La “fertile costa” dantesca è sempre stata prediletta da strani personaggi che amavano vivere in solitudine e contemplazione. Proprio qui troviamo, nel 1362, Vitale, come risulta da una donazione alla fraternita da lui istituita. Sapendo che egli si spense nel 1370 a 75 anni, si risale alla nascita, avvenuta in terra di Bastia. Della giovinezza si hanno solo sparute notizie sull’attività di brigante a capo di una banda che operava tra Assisi e Spoleto, temuto per la sua ferocia. Ma alla soglia dei 40 anni si trovò, solo, a riflettere sulla condizione dell’uomo post mortem. Turbato dalla sorte che avrebbe potuto riguardarlo, radunò la masnada e la esortò a cambiare vita. Facile immaginare la sorpresa della banda che dapprima lo schernì, quindi lo lasciò. Vitale non si perse d’animo: indossati panni bigi, iniziò una lunga peregrinazione attraverso Italia, Francia, Spagna, accompagnato da una dolorosissima ernia. Di nuovo in Umbria, a Montecchio di Spoleto gli apparve in sogno san Benedetto che lo convinse a recarsi presso i monaci del Subasio. Vitale, destatosi, lo fece subito. Gli venne assegnato un romitaggio sulla graziosa collinetta di S. Maria delle Viole. Era il 1350 circa e qui rimase per vent’anni digiunando e pregando. Mai accese fuoco o mangiò vivande salate o bevve vino. Sembra – fu il primo evento che lo rese famoso – si rifornisse d’acqua con un canestro di vimini che non lasciava cadere una goccia. Teneva i capelli lunghi e li legava a un ramo in modo che, se si fosse addormentato, si sarebbe risvegliato e avrebbe potuto continuare a pregare. La fama di uomo pio si allargò, grazie anche al miracolo che lo consacrò santo già in vita. Recandosi al monastero di S. Crispolto, notò campi riarsi che non avrebbero prodotto molto. Donne del luogo gli offrirono le focacce che stavano cuocendo. Nell’atto di sfornare le contadine si accorsero che delle spighe di miglio erano spuntate tra le fiamme. Gridando al miracolo videro i campi rigogliosi di quel cereale che avrebbe permesso loro di vivere ancora. E poi bimbi resuscitati, malati d’ernia sanati, uno studente patavino che ritrovò favella e memoria recandosi a S. Maria delle Viole, Francesca di Lippo Cecci di Assisi che riacquistò la deambulazione. Vitale istituì una fraternità con lo scopo di alleviare le sofferenze di poveri e ammalati.

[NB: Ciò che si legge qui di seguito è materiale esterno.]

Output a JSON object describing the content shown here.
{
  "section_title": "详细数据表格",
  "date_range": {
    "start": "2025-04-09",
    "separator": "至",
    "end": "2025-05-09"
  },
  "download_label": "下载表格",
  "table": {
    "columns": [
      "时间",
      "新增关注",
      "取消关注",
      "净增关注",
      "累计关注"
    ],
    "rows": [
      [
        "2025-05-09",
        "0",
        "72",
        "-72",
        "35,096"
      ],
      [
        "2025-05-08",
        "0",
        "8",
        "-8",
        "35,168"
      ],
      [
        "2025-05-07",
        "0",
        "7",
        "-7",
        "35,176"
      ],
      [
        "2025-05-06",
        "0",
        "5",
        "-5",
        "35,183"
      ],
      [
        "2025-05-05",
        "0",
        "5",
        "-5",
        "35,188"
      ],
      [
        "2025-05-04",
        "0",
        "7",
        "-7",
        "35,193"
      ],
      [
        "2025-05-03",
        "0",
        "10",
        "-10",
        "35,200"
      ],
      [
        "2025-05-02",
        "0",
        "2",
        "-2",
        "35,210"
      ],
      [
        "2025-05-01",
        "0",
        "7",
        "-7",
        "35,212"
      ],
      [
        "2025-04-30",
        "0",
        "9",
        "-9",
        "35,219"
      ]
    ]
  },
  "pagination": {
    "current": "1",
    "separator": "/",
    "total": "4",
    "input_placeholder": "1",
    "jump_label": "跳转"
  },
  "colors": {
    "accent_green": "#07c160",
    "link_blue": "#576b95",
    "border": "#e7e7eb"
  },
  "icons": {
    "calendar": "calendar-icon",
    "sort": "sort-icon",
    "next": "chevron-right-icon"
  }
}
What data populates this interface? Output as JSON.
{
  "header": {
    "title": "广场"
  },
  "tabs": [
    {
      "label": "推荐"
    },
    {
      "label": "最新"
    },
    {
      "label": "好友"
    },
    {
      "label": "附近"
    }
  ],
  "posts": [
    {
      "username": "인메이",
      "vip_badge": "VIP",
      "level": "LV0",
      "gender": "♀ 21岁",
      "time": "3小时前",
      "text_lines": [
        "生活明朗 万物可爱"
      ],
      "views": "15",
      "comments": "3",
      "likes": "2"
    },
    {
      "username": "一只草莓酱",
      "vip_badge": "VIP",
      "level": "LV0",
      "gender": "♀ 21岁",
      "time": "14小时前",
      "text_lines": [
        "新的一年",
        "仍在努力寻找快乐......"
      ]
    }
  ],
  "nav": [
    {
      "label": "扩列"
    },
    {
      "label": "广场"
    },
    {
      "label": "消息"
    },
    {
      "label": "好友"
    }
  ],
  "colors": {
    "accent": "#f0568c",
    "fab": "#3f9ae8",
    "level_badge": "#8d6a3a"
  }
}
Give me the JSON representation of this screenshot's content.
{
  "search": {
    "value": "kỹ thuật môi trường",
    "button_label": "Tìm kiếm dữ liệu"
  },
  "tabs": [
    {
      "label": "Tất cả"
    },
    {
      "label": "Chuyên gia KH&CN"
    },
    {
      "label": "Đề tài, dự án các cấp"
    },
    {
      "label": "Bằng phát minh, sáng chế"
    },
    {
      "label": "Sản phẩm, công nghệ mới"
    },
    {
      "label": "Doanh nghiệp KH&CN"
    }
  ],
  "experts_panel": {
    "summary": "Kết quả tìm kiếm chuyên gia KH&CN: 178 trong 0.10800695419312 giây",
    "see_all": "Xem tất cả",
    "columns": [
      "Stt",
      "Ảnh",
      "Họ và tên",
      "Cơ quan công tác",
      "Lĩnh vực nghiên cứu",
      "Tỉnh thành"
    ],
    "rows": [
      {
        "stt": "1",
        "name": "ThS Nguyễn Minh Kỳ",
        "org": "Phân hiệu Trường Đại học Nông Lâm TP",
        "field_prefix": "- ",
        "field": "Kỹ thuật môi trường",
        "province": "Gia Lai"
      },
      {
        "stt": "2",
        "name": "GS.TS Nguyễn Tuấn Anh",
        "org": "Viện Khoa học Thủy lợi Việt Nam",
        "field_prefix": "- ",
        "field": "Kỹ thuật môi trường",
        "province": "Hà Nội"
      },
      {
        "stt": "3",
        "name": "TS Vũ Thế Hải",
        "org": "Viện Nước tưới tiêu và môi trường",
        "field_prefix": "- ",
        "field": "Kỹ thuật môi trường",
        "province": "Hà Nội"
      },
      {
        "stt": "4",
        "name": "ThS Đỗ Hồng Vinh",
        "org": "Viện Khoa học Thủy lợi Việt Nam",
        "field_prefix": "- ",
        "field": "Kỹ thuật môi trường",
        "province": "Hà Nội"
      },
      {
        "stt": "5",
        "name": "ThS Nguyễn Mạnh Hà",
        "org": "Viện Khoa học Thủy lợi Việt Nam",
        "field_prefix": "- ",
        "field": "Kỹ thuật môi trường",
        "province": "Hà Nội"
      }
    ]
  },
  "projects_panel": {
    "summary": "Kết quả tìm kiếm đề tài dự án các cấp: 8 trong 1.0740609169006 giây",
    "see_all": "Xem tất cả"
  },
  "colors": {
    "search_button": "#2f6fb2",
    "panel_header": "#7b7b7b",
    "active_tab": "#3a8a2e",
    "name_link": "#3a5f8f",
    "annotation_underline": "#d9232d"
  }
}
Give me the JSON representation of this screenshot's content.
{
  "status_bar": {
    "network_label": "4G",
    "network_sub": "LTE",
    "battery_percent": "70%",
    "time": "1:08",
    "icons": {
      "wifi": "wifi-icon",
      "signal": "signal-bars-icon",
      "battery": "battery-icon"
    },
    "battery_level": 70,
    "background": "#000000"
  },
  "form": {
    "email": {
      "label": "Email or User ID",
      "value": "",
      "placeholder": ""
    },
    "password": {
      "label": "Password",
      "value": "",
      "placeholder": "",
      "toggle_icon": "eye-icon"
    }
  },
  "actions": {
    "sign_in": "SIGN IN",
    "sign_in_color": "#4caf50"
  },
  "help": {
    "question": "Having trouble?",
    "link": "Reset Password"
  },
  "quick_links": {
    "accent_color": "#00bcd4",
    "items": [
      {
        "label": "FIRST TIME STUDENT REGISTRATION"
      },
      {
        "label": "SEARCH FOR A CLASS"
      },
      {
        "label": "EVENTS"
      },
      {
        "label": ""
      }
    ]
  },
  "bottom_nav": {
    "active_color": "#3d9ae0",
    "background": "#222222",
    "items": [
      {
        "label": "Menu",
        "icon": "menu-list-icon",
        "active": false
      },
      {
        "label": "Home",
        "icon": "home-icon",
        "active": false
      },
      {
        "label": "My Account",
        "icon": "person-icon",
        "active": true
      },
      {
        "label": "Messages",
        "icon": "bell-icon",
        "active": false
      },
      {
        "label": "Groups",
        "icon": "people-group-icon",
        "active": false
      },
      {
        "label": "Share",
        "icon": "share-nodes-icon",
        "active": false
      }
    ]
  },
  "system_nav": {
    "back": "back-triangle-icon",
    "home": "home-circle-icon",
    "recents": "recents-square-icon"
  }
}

31 maggio 1370. Il santo, minato dalla vita di stenti, sentendo giungere la morte manda a chiamare il beato Antonio, dimorante nell’eremo di S. Potente, per lasciargli gli ultimi pensieri. Al trapasso sgorga una sorgente d’acqua buonissima che ancora oggi scorre. Si edifica una chiesa per conservare il corpo. I miracoli continuano: tanti guariti dall’ernia e un tuderte che, in carcere per un omicidio non commesso, dopo tante preghiere al santo si ritrova, alla vigilia dell’esecuzione, libero di fronte a casa.
Vitale, anche se sopraffatto dalla luce di Francesco e Chiara, brilla dal suo eremo delle Viole come una piccola stella dopo che il Sole è tramontato.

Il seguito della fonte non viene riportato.